2023 was a record year for clean energy use, further highlighting global efforts to reduce emissions. The transition is highlighted by a pair of exchange-traded funds (ETF) opportunities to use growth: Invesco Global clean energy ETF (PBD B+) i Invesco WilderHill Clean energy ETF (PBW B).

As published in a report by Yahoo News, a report by London-based think tank Ember shows that in 2023, more consumers were using different energy sources every day. Thirty percent of the electricity produced came from clean energy sources such as wind and solar.

In particular, solar power accounted for the largest share of clean energy sources in 2023. The amount of solar power produced was twice that of coal, making it the fastest-growing source of electricity generation for the 19th consecutive year. The Ember report added that 2024 may see an even greater increase in the number of photovoltaic installations.

As mentioned, the emissions reduction target is a global initiative. The Ember report showed that many countries are collectively using more clean energy sources. China, in particular, has made the biggest leap in adding renewable energy.

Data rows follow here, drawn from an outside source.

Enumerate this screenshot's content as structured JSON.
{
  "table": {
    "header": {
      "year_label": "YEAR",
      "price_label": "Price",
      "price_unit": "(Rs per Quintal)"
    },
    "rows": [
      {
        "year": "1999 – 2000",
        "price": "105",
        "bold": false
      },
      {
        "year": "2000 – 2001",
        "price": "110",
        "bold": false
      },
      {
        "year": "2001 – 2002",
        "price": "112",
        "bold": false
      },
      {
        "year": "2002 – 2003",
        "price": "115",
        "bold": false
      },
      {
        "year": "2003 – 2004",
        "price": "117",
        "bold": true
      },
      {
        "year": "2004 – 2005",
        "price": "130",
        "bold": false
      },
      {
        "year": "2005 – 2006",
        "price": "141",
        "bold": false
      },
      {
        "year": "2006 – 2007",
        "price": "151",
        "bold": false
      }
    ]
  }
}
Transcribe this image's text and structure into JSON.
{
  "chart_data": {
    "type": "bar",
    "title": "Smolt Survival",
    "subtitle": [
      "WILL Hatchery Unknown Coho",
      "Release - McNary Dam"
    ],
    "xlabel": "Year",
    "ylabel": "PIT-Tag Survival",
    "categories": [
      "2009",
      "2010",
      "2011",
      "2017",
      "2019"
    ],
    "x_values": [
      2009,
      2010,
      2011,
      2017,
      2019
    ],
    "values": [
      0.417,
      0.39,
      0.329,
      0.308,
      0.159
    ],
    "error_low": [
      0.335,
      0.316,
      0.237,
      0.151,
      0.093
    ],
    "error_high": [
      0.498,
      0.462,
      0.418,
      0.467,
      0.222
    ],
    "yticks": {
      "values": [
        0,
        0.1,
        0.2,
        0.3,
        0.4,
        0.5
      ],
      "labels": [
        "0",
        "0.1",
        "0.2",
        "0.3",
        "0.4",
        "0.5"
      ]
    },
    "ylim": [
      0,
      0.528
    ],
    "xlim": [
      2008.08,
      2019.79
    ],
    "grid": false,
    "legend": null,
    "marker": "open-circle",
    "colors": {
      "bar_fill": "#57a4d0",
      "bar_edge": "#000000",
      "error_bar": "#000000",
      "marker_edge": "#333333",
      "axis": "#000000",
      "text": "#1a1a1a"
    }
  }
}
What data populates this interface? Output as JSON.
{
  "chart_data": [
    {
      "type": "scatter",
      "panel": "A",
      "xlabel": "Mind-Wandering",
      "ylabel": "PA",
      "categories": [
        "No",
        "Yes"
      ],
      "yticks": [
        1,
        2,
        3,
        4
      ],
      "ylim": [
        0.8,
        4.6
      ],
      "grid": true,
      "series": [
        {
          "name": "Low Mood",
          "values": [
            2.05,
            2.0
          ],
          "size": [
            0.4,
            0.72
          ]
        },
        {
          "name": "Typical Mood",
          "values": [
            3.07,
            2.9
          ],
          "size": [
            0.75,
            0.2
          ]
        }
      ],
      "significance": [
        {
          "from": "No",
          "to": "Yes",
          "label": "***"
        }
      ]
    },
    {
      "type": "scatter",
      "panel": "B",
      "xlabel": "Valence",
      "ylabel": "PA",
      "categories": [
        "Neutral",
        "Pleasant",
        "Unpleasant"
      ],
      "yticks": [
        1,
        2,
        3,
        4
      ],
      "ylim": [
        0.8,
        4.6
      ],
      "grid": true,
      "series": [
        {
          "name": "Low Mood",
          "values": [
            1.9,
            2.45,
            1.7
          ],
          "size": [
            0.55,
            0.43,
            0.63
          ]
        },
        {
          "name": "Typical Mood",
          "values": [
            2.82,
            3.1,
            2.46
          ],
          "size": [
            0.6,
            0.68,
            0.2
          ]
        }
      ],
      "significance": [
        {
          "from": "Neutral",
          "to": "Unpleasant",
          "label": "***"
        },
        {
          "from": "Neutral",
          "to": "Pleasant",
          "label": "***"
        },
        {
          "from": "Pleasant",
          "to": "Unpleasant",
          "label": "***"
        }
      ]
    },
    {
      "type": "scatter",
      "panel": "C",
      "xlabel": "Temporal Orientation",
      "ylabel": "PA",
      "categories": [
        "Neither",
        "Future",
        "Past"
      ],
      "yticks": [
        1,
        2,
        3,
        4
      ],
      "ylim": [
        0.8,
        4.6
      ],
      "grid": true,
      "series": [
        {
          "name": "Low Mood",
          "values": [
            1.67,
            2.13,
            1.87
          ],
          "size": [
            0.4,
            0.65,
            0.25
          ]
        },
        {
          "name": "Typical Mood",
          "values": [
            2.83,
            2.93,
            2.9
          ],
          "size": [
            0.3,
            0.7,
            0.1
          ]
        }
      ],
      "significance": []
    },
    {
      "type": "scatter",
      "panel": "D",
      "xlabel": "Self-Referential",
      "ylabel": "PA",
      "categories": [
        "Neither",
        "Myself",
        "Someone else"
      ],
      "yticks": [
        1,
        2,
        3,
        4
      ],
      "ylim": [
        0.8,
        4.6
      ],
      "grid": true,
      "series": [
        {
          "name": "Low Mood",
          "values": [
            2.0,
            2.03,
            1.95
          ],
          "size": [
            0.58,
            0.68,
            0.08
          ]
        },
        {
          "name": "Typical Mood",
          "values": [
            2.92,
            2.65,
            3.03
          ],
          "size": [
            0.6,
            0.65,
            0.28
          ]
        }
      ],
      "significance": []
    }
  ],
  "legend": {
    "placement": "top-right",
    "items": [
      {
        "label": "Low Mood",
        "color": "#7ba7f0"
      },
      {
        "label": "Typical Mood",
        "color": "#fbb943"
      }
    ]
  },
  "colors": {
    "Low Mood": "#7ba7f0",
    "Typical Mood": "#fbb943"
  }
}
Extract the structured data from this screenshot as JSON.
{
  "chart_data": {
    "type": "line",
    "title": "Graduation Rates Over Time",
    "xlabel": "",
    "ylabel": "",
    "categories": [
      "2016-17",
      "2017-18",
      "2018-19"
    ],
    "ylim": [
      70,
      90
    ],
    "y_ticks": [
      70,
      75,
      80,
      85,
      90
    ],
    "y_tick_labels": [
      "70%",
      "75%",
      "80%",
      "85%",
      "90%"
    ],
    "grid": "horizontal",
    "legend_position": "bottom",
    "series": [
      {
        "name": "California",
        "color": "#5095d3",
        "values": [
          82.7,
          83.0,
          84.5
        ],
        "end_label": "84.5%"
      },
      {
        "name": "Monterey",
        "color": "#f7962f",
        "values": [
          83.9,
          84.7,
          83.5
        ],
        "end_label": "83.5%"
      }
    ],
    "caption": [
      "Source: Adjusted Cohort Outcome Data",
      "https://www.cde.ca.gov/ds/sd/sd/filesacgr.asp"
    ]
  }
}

“China added more renewable energy than any other country last year – 51% of the world’s new solar power and 60% of the world’s new wind power,” confirms the Yahoo report. “China, the European Union, the United States and Brazil together accounted for 81% of new solar generation in 2023.”

Global and small cap option

To capture the global clean energy transition, PBD offers exposure to the Global Clean Energy Index, with both US and international equities in the underlying portfolio. Therefore, it is an ideal fund for investors who also want to increase portfolio diversification by investing outside the US.

In addition, PBD diversifies into different types of clean energy such as wind, solar and hydro, making it an interesting option for those who want to bet on the clean energy boom but don’t want to focus on a specific subsector.

PBW tracks the WilderHill Clean Energy Index, which consists of U.S. companies that focus on cleaner energy and environmental protection. The fund is more growth-oriented, focusing primarily on small-cap companies (over 80% of the fund’s assets as of May 3).

The focus on small-cap companies is further segmented by qualitative factors, thereby providing investors with exposure to the mix, growth and value of small-cap companies. As PBDinvests in a broad spectrum of companies dealing with various sources of clean energy, increasing sub-sector diversification.